Commento alla decisione di

Andrea Ridolfi

Villa Certosa e segreto di Stato: inammissibile, per intervenuta cessazione della materia del contendere, il conflitto di attribuzione fra poteri dello Stato

(per gentile concessione del sito dell’AIC – Associazione Italiana dei Costituzionalisti)

 

REPUBBLICA ITALIANA

IN NOME DEL POPOLO ITALIANO

LA CORTE COSTITUZIONALE

 

composta dai signori:

- Piero Alberto  CAPOTOSTI               Presidente

- Guido             NEPPI MODONA        Giudice    

- Annibale         MARINI                           “

- Franco             BILE                                 “

- Giovanni Maria FLICK                            “

- Francesco        AMIRANTE                     “

- Ugo                 DE SIERVO                     “

- Romano          VACCARELLA              “

- Paolo               MADDALENA                 “

- Alfio               FINOCCHIARO               “

- Alfonso           QUARANTA                   “

- Franco             GALLO                            “

ha pronunciato la seguente

ORDINANZA

nel giudizio di ammissibilità del conflitto tra poteri dello Stato sorto a seguito del decreto del Ministro dell'interno 6 maggio 2004 prot. n. 1004/100 – 1158, che ha apposto il segreto di Stato sull'area denominata “Villa La Certosa”, in località Punta della Volpe (Olbia), in locazione all'attuale Presidente del Consiglio dei ministri (decreto a sua volta segretato con nota 2 ottobre 2004, prot.

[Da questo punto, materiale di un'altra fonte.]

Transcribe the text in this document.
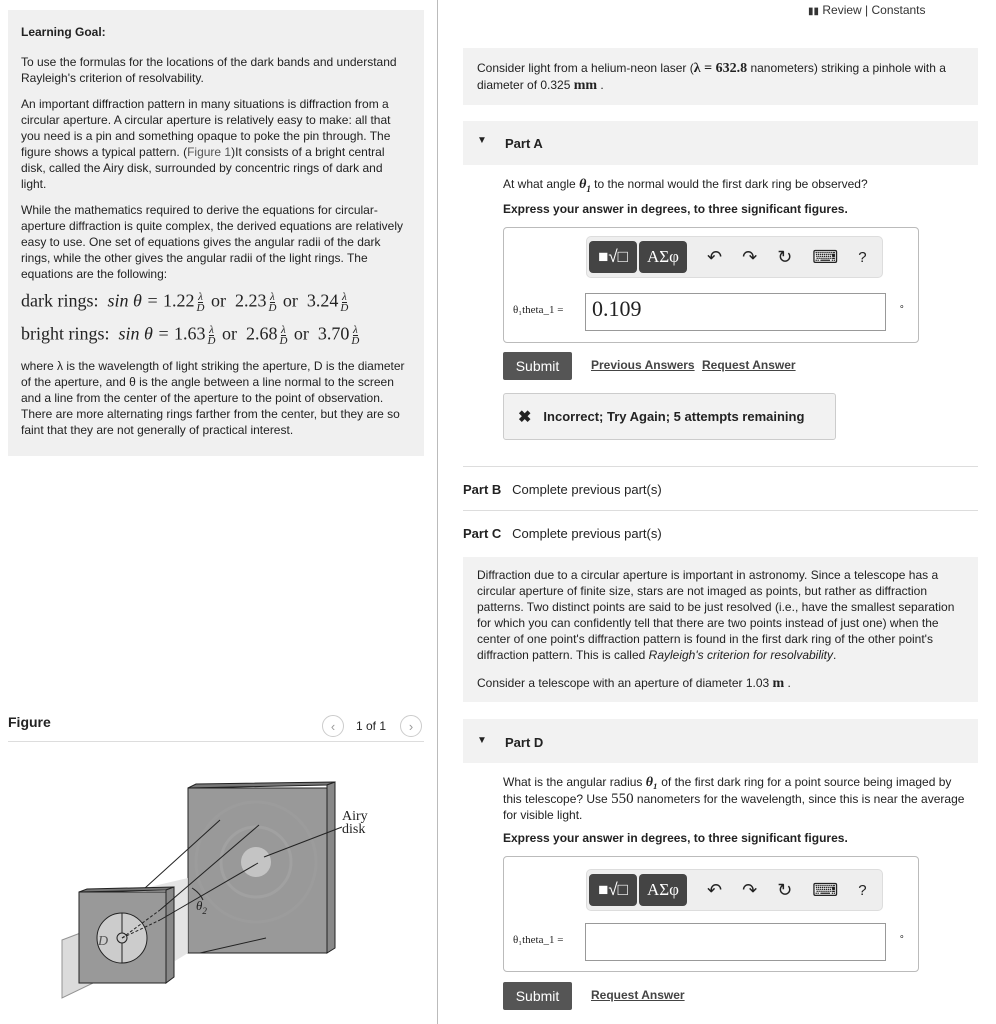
Learning Goal:

To use the formulas for the locations of the dark bands and understand Rayleigh's criterion of resolvability.

An important diffraction pattern in many situations is diffraction from a circular aperture. A circular aperture is relatively easy to make: all that you need is a pin and something opaque to poke the pin through. The figure shows a typical pattern. (Figure 1)It consists of a bright central disk, called the Airy disk, surrounded by concentric rings of dark and light.

While the mathematics required to derive the equations for circular-aperture diffraction is quite complex, the derived equations are relatively easy to use. One set of equations gives the angular radii of the dark rings, while the other gives the angular radii of the light rings. The equations are the following:

dark rings: $\sin \theta = 1.22 \frac{\lambda}{D}$ or $2.23 \frac{\lambda}{D}$ or $3.24 \frac{\lambda}{D}$
bright rings: $\sin \theta = 1.63 \frac{\lambda}{D}$ or $2.68 \frac{\lambda}{D}$ or $3.70 \frac{\lambda}{D}$

where λ is the wavelength of light striking the aperture, D is the diameter of the aperture, and θ is the angle between a line normal to the screen and a line from the center of the aperture to the point of observation. There are more alternating rings farther from the center, but they are so faint that they are not generally of practical interest.

Figure	‹	1 of 1	›
Airy
disk
$\theta_2$
D
▮▮ Review | Constants
Consider light from a helium-neon laser (λ = 632.8 nanometers) striking a pinhole with a
diameter of 0.325 mm .
▼ Part A
At what angle $\theta_1$ to the normal would the first dark ring be observed?
Express your answer in degrees, to three significant figures.
■√□	ΑΣφ	↶ ↷ ↻ ⌨ ?
θ₁theta_1 =	0.109	∘
Submit	Previous Answers Request Answer
✖ Incorrect; Try Again; 5 attempts remaining
Part B Complete previous part(s)
Part C Complete previous part(s)
Diffraction due to a circular aperture is important in astronomy. Since a telescope has a
circular aperture of finite size, stars are not imaged as points, but rather as diffraction
patterns. Two distinct points are said to be just resolved (i.e., have the smallest separation
for which you can confidently tell that there are two points instead of just one) when the
center of one point's diffraction pattern is found in the first dark ring of the other point's
diffraction pattern. This is called Rayleigh's criterion for resolvability.
Consider a telescope with an aperture of diameter 1.03 m .
▼ Part D
What is the angular radius θ₁ of the first dark ring for a point source being imaged by
this telescope? Use 550 nanometers for the wavelength, since this is near the average
for visible light.
Express your answer in degrees, to three significant figures.
■√□	ΑΣφ	↶ ↷ ↻ ⌨ ?
θ₁theta_1 =	∘
Submit	Request Answer
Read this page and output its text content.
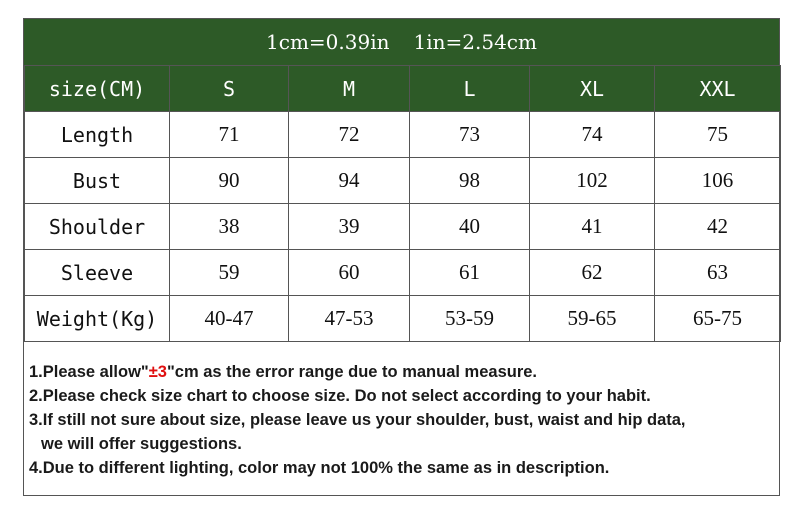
1cm=0.39in 1in=2.54cm
size(CM)	S	M	L	XL	XXL
Length	71	72	73	74	75
Bust	90	94	98	102	106
Shoulder	38	39	40	41	42
Sleeve	59	60	61	62	63
Weight(Kg)	40-47	47-53	53-59	59-65	65-75
1.Please allow"±3"cm as the error range due to manual measure.
2.Please check size chart to choose size. Do not select according to your habit.
3.If still not sure about size, please leave us your shoulder, bust, waist and hip data,
we will offer suggestions.
4.Due to different lighting, color may not 100% the same as in description.
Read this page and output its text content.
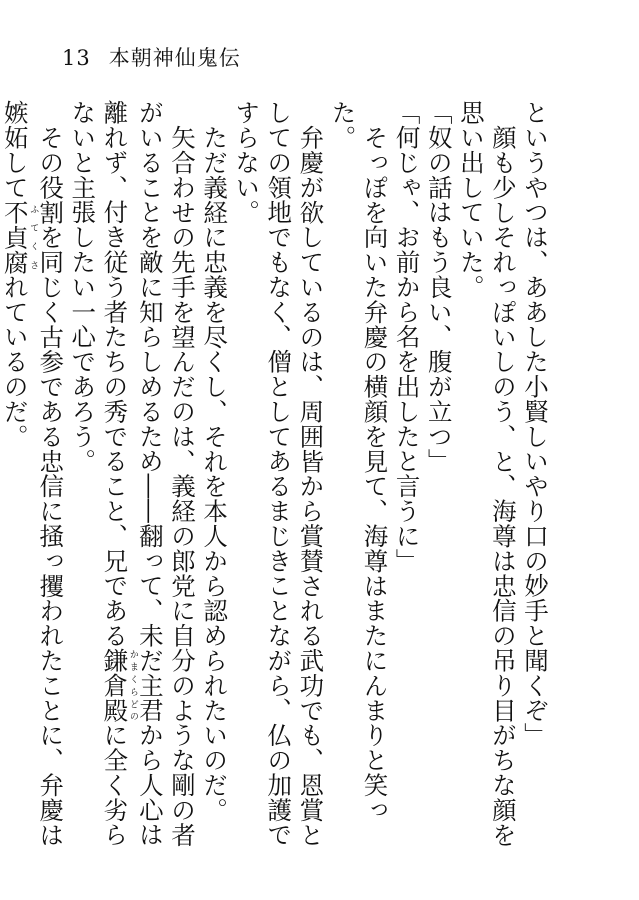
13 本朝神仙鬼伝

というやつは、ああした小賢しいやり口の妙手と聞くぞ」

顔も少しそれっぽいしのう、と、海尊は忠信の吊り目がちな顔を思い出していた。

「奴の話はもう良い、腹が立つ」

「何じゃ、お前から名を出したと言うに」

そっぽを向いた弁慶の横顔を見て、海尊はまたにんまりと笑った。

弁慶が欲しているのは、周囲皆から賞賛される武功でも、恩賞としての領地でもなく、僧としてあるまじきことながら、仏の加護ですらない。

ただ義経に忠義を尽くし、それを本人から認められたいのだ。

矢合わせの先手を望んだのは、義経の郎党に自分のような剛の者がいることを敵に知らしめるため――翻って、未だ主君から人心は離れず、付き従う者たちの秀でること、兄である鎌倉殿かまくらどのに全く劣らないと主張したい一心であろう。

その役割を同じく古参である忠信に掻っ攫われたことに、弁慶は嫉妬して不貞腐ふてくされているのだ。
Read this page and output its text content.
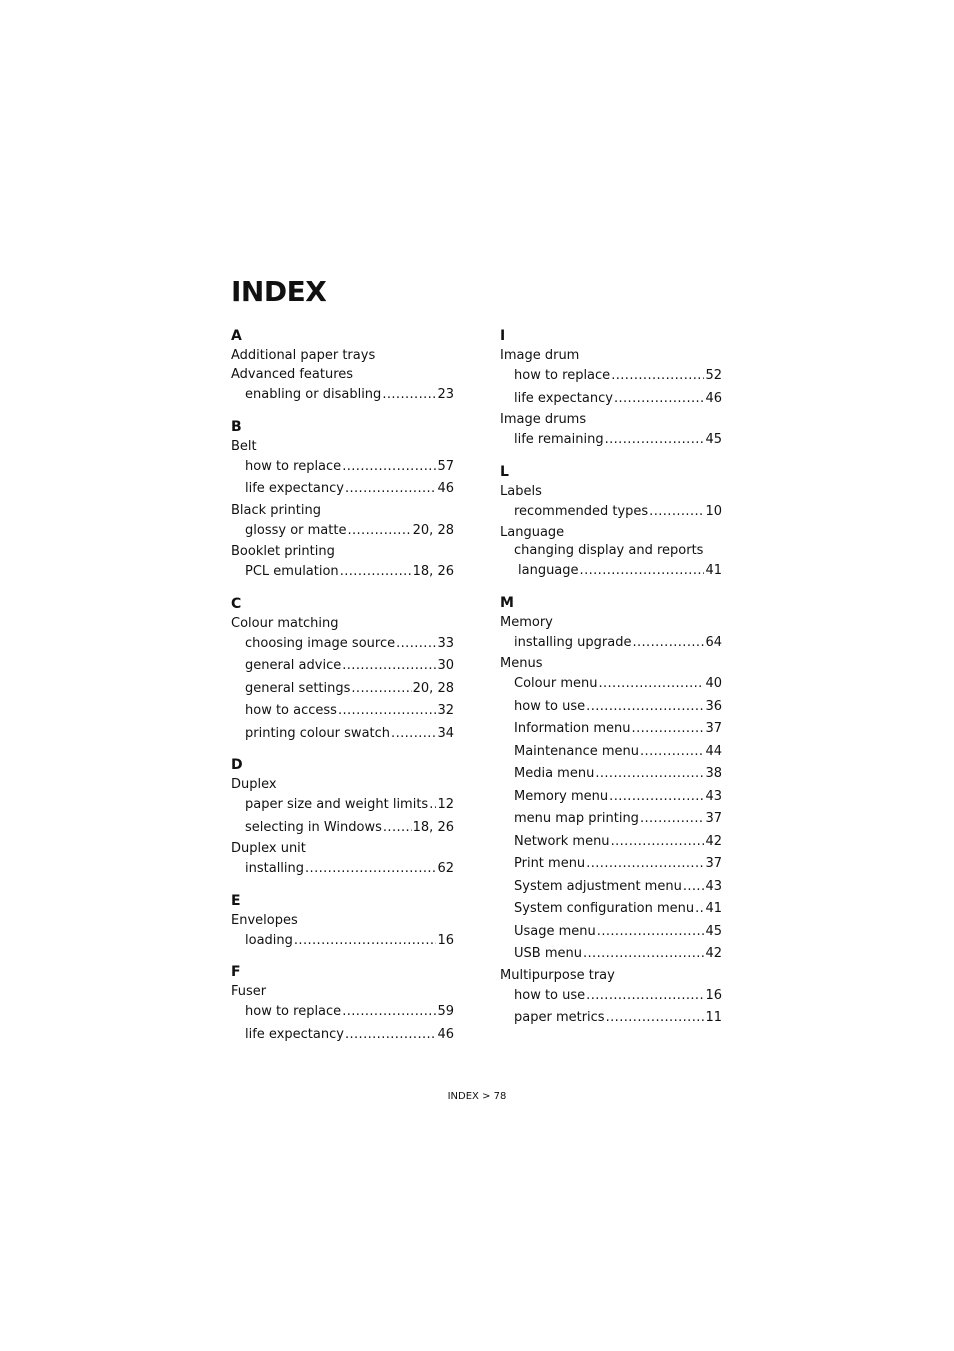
INDEX
A
Additional paper trays
Advanced features
enabling or disabling .....	23
B
Belt
how to replace .....	57
life expectancy .....	46
Black printing
glossy or matte .....	20, 28
Booklet printing
PCL emulation .....	18, 26
C
Colour matching
choosing image source .....	33
general advice .....	30
general settings .....	20, 28
how to access .....	32
printing colour swatch .....	34
D
Duplex
paper size and weight limits ..... 12
selecting in Windows ..... 18, 26
Duplex unit
installing .....	62
E
Envelopes
loading .....	16
F
Fuser
how to replace .....	59
life expectancy .....	46
I
Image drum
how to replace .....	52
life expectancy .....	46
Image drums
life remaining .....	45
L
Labels
recommended types .....	10
Language
changing display and reports
language .....	41
M
Memory
installing upgrade .....	64
Menus
Colour menu .....	40
how to use .....	36
Information menu .....	37
Maintenance menu .....	44
Media menu .....	38
Memory menu .....	43
menu map printing .....	37
Network menu .....	42
Print menu .....	37
System adjustment menu ..... 43
System configuration menu ..... 41
Usage menu .....	45
USB menu .....	42
Multipurpose tray
how to use .....	16
paper metrics .....	11
INDEX > 78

N. 1004/110 – 1933/2 del Ministero dell'interno, Gabinetto del Ministro, Segreteria speciale); della nota del Sottosegretario di Stato alla Presidenza del Consiglio dei ministri del 23 dicembre 2004, prot. n. 6000.2.4.1/66279/STP, che – in forza di delega conferitagli dal Presidente del Consiglio dei ministri il 21 dicembre 2004 – ha confermato l'esistenza del segreto di Stato su detta area, promosso dalla Procura della Repubblica presso il Tribunale di Tempio Pausania, in persona del suo Procuratore capo, con ricorso depositato il 15 gennaio 2005 ed iscritto al n. 282 del registro ammissibilità conflitti.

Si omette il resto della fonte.